Now onto one last thing, like I said, I'm not who I was a couple of months ago, so the story from this point on may not be like previous chapters. I'm rereading to try and get a feel for how this story was going, but I cannot guarantee it will be the same because my writing style isn't the same, but I'm going to try.
So, sorry for boring you with that update, you didn't have to read it, but that's what's been up. So, I hope you will enjoy this chapter!:)
-Jenny

Vic's POV:
The next couple of days went on as they normally do, as I fell into a routine. School, band practice, hang out with Kellin, sleep.

Right now we were currently at rehearsals playing through the same song we had been practicing all day. This was honestly the highlight of my days and the thing that kept me going.
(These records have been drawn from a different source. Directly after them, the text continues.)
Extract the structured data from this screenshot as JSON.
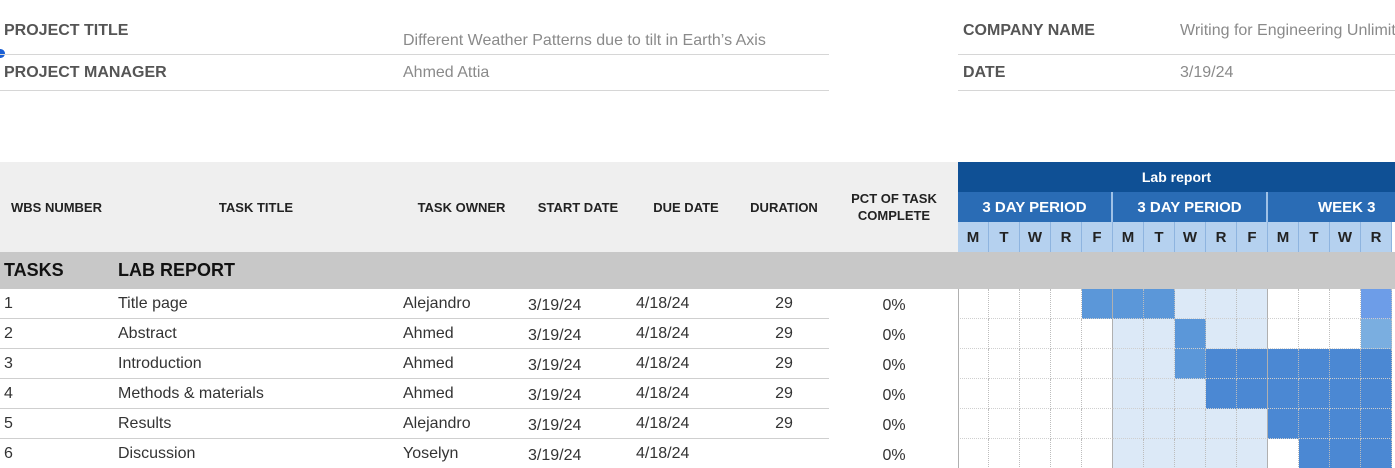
{
  "project": {
    "title_label": "PROJECT TITLE",
    "title_value": "Different Weather Patterns due to tilt in Earth’s Axis",
    "manager_label": "PROJECT MANAGER",
    "manager_value": "Ahmed Attia",
    "company_label": "COMPANY NAME",
    "company_value": "Writing for Engineering  Unlimited",
    "date_label": "DATE",
    "date_value": "3/19/24"
  },
  "columns": {
    "wbs": "WBS NUMBER",
    "task": "TASK TITLE",
    "owner": "TASK OWNER",
    "start": "START DATE",
    "due": "DUE DATE",
    "duration": "DURATION",
    "pct": "PCT OF TASK COMPLETE"
  },
  "gantt": {
    "title": "Lab report",
    "periods": [
      "3 DAY PERIOD",
      "3 DAY PERIOD",
      "WEEK 3"
    ],
    "days": [
      "M",
      "T",
      "W",
      "R",
      "F",
      "M",
      "T",
      "W",
      "R",
      "F",
      "M",
      "T",
      "W",
      "R"
    ]
  },
  "section": {
    "label": "TASKS",
    "title": "LAB REPORT"
  },
  "rows": [
    {
      "wbs": "1",
      "task": "Title page",
      "owner": "Alejandro",
      "start": "3/19/24",
      "due": "4/18/24",
      "duration": "29",
      "pct": "0%",
      "bar": [
        "e",
        "e",
        "e",
        "e",
        "m",
        "m",
        "m",
        "l",
        "l",
        "l",
        "e",
        "e",
        "e",
        "p"
      ]
    },
    {
      "wbs": "2",
      "task": "Abstract",
      "owner": "Ahmed",
      "start": "3/19/24",
      "due": "4/18/24",
      "duration": "29",
      "pct": "0%",
      "bar": [
        "e",
        "e",
        "e",
        "e",
        "e",
        "l",
        "l",
        "m",
        "l",
        "l",
        "e",
        "e",
        "e",
        "c"
      ]
    },
    {
      "wbs": "3",
      "task": "Introduction",
      "owner": "Ahmed",
      "start": "3/19/24",
      "due": "4/18/24",
      "duration": "29",
      "pct": "0%",
      "bar": [
        "e",
        "e",
        "e",
        "e",
        "e",
        "l",
        "l",
        "m",
        "d",
        "d",
        "d",
        "d",
        "d",
        "d"
      ]
    },
    {
      "wbs": "4",
      "task": "Methods & materials",
      "owner": "Ahmed",
      "start": "3/19/24",
      "due": "4/18/24",
      "duration": "29",
      "pct": "0%",
      "bar": [
        "e",
        "e",
        "e",
        "e",
        "e",
        "l",
        "l",
        "l",
        "d",
        "d",
        "d",
        "d",
        "d",
        "d"
      ]
    },
    {
      "wbs": "5",
      "task": "Results",
      "owner": "Alejandro",
      "start": "3/19/24",
      "due": "4/18/24",
      "duration": "29",
      "pct": "0%",
      "bar": [
        "e",
        "e",
        "e",
        "e",
        "e",
        "l",
        "l",
        "l",
        "l",
        "l",
        "d",
        "d",
        "d",
        "d"
      ]
    },
    {
      "wbs": "6",
      "task": "Discussion",
      "owner": "Yoselyn",
      "start": "3/19/24",
      "due": "4/18/24",
      "duration": "",
      "pct": "0%",
      "bar": [
        "e",
        "e",
        "e",
        "e",
        "e",
        "l",
        "l",
        "l",
        "l",
        "l",
        "e",
        "d",
        "d",
        "d"
      ]
    }
  ],
  "colors": {
    "gantt_title": "#0f5095",
    "period": "#2a6cb5",
    "day": "#b5d1ef",
    "bar_light": "#dce9f7",
    "bar_medium": "#5b97d9",
    "bar_dark": "#4b88d3",
    "section": "#c8c8c8",
    "header": "#efefef"
  }
}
Not only did I get to hang out with Kellin, Mike, Jack, and Justin at the same time, not to mention with them actually getting along, I got to do something that I love with people who shared the same passion as me.
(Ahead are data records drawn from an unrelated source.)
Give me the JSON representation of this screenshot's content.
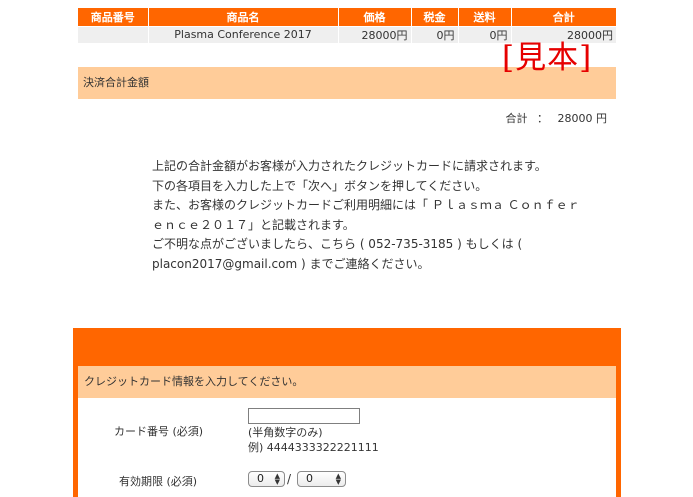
{
  "order_table": {
    "headers": [
      "商品番号",
      "商品名",
      "価格",
      "税金",
      "送料",
      "合計"
    ],
    "rows": [
      {
        "number": "",
        "name": "Plasma Conference 2017",
        "price": "28000円",
        "tax": "0円",
        "shipping": "0円",
        "total": "28000円"
      }
    ]
  },
  "sample_stamp": "[見本]",
  "payment_total": {
    "band_label": "決済合計金額",
    "total_label": "合計",
    "total_sep": "：",
    "total_value": "28000 円"
  },
  "notice": {
    "lines": [
      "上記の合計金額がお客様が入力されたクレジットカードに請求されます。",
      "下の各項目を入力した上で「次へ」ボタンを押してください。",
      "また、お客様のクレジットカードご利用明細には「 Ｐｌａｓｍａ Ｃｏｎｆｅｒ",
      "ｅｎｃｅ２０１７」と記載されます。",
      "ご不明な点がございましたら、こちら ( 052-735-3185 ) もしくは (",
      "placon2017@gmail.com ) までご連絡ください。"
    ]
  },
  "card_form": {
    "heading": "クレジットカード情報を入力してください。",
    "card_number": {
      "label": "カード番号 (必須)",
      "value": "",
      "hint": "(半角数字のみ)",
      "example": "例) 4444333322221111"
    },
    "expiry": {
      "label": "有効期限 (必須)",
      "month_selected": "0",
      "separator": "/",
      "year_selected": "0"
    }
  },
  "colors": {
    "header_orange": "#ff6600",
    "band_peach": "#ffcc99",
    "stamp_red": "#e60000",
    "row_gray": "#efefef"
  }
}
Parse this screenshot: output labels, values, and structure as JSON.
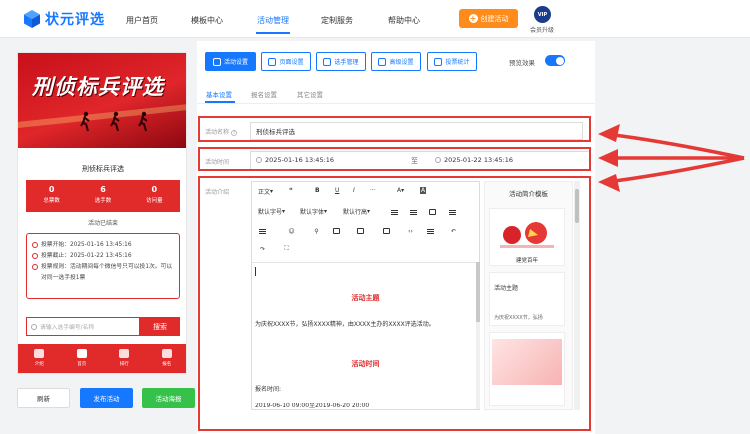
{
  "nav": {
    "logo_text": "状元评选",
    "items": [
      "用户首页",
      "模板中心",
      "活动管理",
      "定制服务",
      "帮助中心"
    ],
    "active_index": 2,
    "create_button": "创建活动",
    "vip_badge": "VIP",
    "vip_label": "会员升级"
  },
  "phone": {
    "banner_title": "刑侦标兵评选",
    "title": "刑侦标兵评选",
    "stats": [
      {
        "value": "0",
        "label": "总票数"
      },
      {
        "value": "6",
        "label": "选手数"
      },
      {
        "value": "0",
        "label": "访问量"
      }
    ],
    "status": "活动已结束",
    "info": [
      "投票开始：2025-01-16 13:45:16",
      "投票截止：2025-01-22 13:45:16",
      "投票规则：活动期间每个微信号只可以投1次。可以对同一选手投1票"
    ],
    "search_placeholder": "请输入选手编号/名称",
    "search_button": "搜索",
    "tabs": [
      "介绍",
      "首页",
      "排行",
      "报名"
    ],
    "active_tab": 1
  },
  "bottom_buttons": {
    "refresh": "刷新",
    "publish": "发布活动",
    "poster": "活动海报"
  },
  "toolbar": {
    "buttons": [
      "活动设置",
      "页面设置",
      "选手管理",
      "高级设置",
      "投票统计"
    ],
    "active_index": 0,
    "preview_label": "预览效果",
    "preview_on": true
  },
  "subtabs": {
    "items": [
      "基本设置",
      "报名设置",
      "其它设置"
    ],
    "active_index": 0
  },
  "form": {
    "name_label": "活动名称",
    "name_value": "刑侦标兵评选",
    "time_label": "活动时间",
    "time_start": "2025-01-16 13:45:16",
    "time_sep": "至",
    "time_end": "2025-01-22 13:45:16",
    "intro_label": "活动介绍"
  },
  "editor": {
    "toolbar_row1": [
      "正文",
      "❝",
      "B",
      "U",
      "I",
      "···",
      "A",
      "A"
    ],
    "toolbar_row2": [
      "默认字号",
      "默认字体",
      "默认行高"
    ],
    "content": {
      "heading1": "活动主题",
      "para1": "为庆祝XXXX节，弘扬XXXX精神，由XXXX主办的XXXX评选活动。",
      "heading2": "活动时间",
      "para2": "报名时间:",
      "para3": "2019-06-10 09:00至2019-06-20 20:00"
    }
  },
  "templates": {
    "title": "活动简介模板",
    "cards": [
      "建党百年",
      "活动主题",
      "为庆祝XXXX节，弘扬"
    ]
  },
  "colors": {
    "accent": "#1677ff",
    "brand_red": "#e12b2b",
    "orange": "#ff8c1a",
    "highlight": "#e53935"
  }
}
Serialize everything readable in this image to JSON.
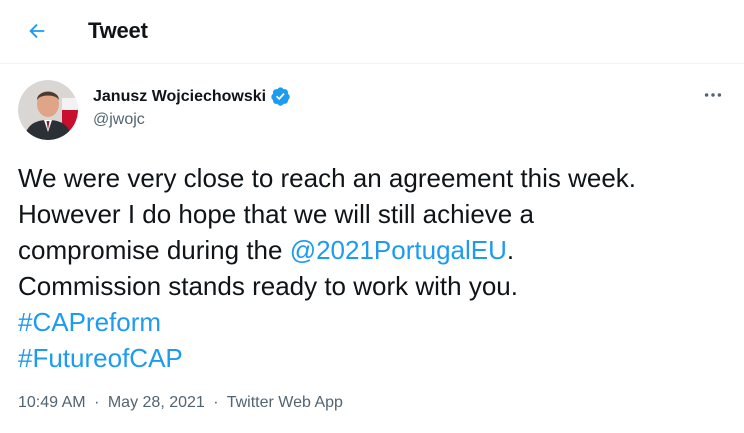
{
  "header": {
    "back_icon": "arrow-left-icon",
    "title": "Tweet"
  },
  "tweet": {
    "author": {
      "name": "Janusz Wojciechowski",
      "handle": "@jwojc",
      "verified_icon": "verified-badge-icon"
    },
    "more_icon": "more-horizontal-icon",
    "text": {
      "line1": "We were very close to reach an agreement this week.",
      "line2": "However I do hope that we will still achieve a",
      "line3_prefix": "compromise during the ",
      "mention": "@2021PortugalEU",
      "line3_suffix": ".",
      "line4": "Commission stands ready to work with you.",
      "hashtag1": "#CAPreform",
      "hashtag2": "#FutureofCAP"
    },
    "meta": {
      "time": "10:49 AM",
      "separator": "·",
      "date": "May 28, 2021",
      "source": "Twitter Web App"
    }
  },
  "colors": {
    "accent": "#1d9bf0",
    "text": "#0f1419",
    "secondary": "#536471"
  }
}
'Now that we have the world in front of us,

We're never turning back.

How could we ever not believe?

Now that I have the world in front of me,

I'm never turning back.

How could I ever let this go?'

Kellins voice was perfect and at times I found myself getting so captivated by the way the lyrics meshed so perfectly with his voice that I would forget what I was supposed to be playing, or even to play at all.

We finished out the song for about the tenth time because like Jack said 'We have to practice until we can't get it wrong.' We all highfived, as usual, and fell to the floor or onto one of the couches.

The other boys fell into a conversation about some girls at school or something and seeing as I'm a little uninterested in the female population, I turned my attention towards Kellin, who seemed just as uninterested as I was.

"So," I said in attempts to make small talk.

"So," he teased.

"You are really an amazing singer," I gushed. I hadn't sung in front of any of these guys except for Mike, and Kellin was the main reason for that. My voice could never compare to his, and I was honestly a tad jealous.

"Vic, you tell me that after every rehearsal." He laughed, but it seemed like he only did to hide the hint of annoyance in his voice,

"I know," I looked down blushing. "But it's still true. I mean, I wish I could sing like you."